I agree with Reitsma's definition, and defense of GISc on several levels and I feel her use of a biological scheme is a fitting solution as other areas of computing science are also following lessons from biological mimicry. It begins to rectify past debates between the hard and social sciences. As computing power, processing, and data collection are outpacing the field determining key features of GISc are necessary to provide continuity of logic and theory as work continues.

Geographic Information Science

Geospatial scientists, or the Australian term, spatial scientists, utilize geographic information science. On my own terms, I define GISc as: the parsimony of theories and data towards previously determined models in the hard and social sciences, with the construction of new contingently evolvable, presciently harmonizing frameworks that ultimately reduce it to concrete spatiotemporal deductions. These deductions are reached through the framework of GIS, with research propagating in new algorithm and application development, and applied field testing. So far, they are represented as Tobler's Law, spatial heterogeneity and spatial dependence with more to be determined.
These deductions seek to determine relationships if intensity of occurrence of an event is equally distributed across the landscape (heterogeneity), or if intensity at one location influences the intensity at neighboring locations (dependency). These areas rely on sets of properties and clusters of epistemic values (where no one value is sufficient or deficient).

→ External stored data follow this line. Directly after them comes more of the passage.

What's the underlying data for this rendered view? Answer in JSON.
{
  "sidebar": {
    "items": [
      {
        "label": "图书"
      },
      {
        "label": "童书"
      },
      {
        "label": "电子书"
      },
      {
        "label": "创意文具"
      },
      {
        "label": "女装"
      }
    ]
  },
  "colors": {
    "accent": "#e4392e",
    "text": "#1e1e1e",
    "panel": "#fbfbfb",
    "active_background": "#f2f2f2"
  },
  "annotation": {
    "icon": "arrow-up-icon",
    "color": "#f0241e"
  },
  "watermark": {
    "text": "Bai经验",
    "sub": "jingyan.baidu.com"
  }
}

They are based on their number and degree of employment, with spatiotemporal verification or dismissal occurring as a standard deviation of certainty, or uncertainty, which is then agreed upon by society over time.

Influence on Interpretations

This information was very new to me, I was uniformed of the history of GISc debates, and discussions prior to this article. It is a good pragmatic philosophical debate and certainly aims to rectify concerns of this science and others through redefining and defending their topics, results, and conclusions as legitimate forms of hypothesis testing. It deepened my understanding of geospatial science including the developmental progenitors of previous logical frameworks that it operates within GISc, which will lead to more deductive developments in the future.

References

Reitsma, F. 2013. Revisiting the 'Is GIScience a science?' debate (or quite possibly scientific gerrymandering). International Journal of Geographical Information Science 2: 211-221.
Goodchild, M. F. 1992. Geographical information science. International Journal of Geographical Information Systems 1: 31-45.
Stamos, D.N., 2007. Popper, laws, and the exclusion of biology from genuine science. Acta Biotheoretica, 55: 357–375.
Tobler, W.R. 1970. A computer movie simulating urban growth in the Detroit region. Economic Geography. 46: 234–240.
Tobler, W., 2004. On the first law of geography: a reply. Annals of Association of American Geographers. 94: 304–310.
Anselin, L. 1995. Local indicators of spatial association—LISA. Geographical Analysis 27(2): 93–115.
Anselin, L. 2005. Exploring Spatial Data with GeoDa TM: A Workbook. Geography.
Anselin, L. 2010. Thirty years of spatial econometrics. Papers in Regional Science 89(1): 3–25.
Fotheringham, A.S., C. Brunsdon, and M.E. Charlton. 2002. Geographically weighted regression: The analysis of spatially varying relationships. John Wiley & Sons.
2017 Spatial Heterogeneity: An Introduction to Spatial Heterogeneity. University of California, Santa Barbara.